My insides have hurt so much the last 24 hours, I've struggled to stay awake today and couldn't even get out of bed until 11am.
I applied for a new home last week so me and the children would be settled (and have an extra toilet) and have missed out on it.
It feels like nothing goes my way and there is no end to the pain and misery. Can't remember my last pain free day and it's just existing right now not living.
 
Thank you Ron. Just feels never ending and truly dreadful. Hopefully it'll be a brighter more manageable feeling day tomorrow. Hope you are doing ok x
 
Hi Kittyp

Sorry I haven't been around the last few days. We have just moved home and things have been a bit hectic!

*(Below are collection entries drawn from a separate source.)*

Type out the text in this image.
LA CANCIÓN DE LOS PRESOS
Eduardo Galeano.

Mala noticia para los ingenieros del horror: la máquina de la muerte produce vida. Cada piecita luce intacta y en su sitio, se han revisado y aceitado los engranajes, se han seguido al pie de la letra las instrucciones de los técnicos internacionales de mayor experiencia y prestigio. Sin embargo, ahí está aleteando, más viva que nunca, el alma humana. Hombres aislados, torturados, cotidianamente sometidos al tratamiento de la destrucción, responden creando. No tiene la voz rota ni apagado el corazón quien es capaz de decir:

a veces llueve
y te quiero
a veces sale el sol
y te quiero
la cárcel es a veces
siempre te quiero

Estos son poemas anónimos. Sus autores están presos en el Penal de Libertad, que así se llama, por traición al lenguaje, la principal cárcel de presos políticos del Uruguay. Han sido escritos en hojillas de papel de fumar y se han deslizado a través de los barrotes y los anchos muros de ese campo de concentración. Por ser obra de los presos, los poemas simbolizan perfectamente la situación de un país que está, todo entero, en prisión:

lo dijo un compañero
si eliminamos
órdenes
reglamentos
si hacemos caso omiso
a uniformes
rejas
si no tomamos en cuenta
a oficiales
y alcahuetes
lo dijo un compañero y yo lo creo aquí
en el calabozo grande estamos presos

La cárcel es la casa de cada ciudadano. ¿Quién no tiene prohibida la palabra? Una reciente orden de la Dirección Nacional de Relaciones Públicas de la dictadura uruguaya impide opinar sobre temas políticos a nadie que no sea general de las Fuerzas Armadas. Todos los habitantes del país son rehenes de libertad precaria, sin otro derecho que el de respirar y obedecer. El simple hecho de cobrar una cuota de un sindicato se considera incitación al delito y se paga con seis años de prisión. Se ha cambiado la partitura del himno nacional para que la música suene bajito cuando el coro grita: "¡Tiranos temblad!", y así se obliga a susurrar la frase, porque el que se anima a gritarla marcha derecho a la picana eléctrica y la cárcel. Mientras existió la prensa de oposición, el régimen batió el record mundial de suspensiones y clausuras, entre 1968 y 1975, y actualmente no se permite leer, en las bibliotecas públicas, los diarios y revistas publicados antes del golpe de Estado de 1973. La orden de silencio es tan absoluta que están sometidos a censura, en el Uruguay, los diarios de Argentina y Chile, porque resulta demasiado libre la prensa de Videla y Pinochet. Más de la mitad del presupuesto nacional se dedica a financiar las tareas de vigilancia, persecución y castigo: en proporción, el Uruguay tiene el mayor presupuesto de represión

Hang in there Hun. One step at a time. From your post, it sounds like there are too many issues for you to deal with all at once. Just take one at a time.

Get a Lego set out and even if you only do a little bit each day, you are distracting yourself and building something good.

Have you spoken with your GP? Are they supportive of your situation? There is a helpline that the NACC run which may be an option. I'll see if I can find you a link.

Take care and we are all rooting for you.
xx
 
My gp isn't really there for much, they issue my repeat prescriptions when I need them and my sick notes for work but they've not once asked how I am.
Was thinking about that the other day as I got really tearful when the diarrhoea first started in August and my gp started me on fluoxetine (it's been over 2.5 years of being ill now and I just couldn't cope with it any more) and hasn't once checked on my mental health since then. Think they must be scared to ask with me still being ill and undiagnosed!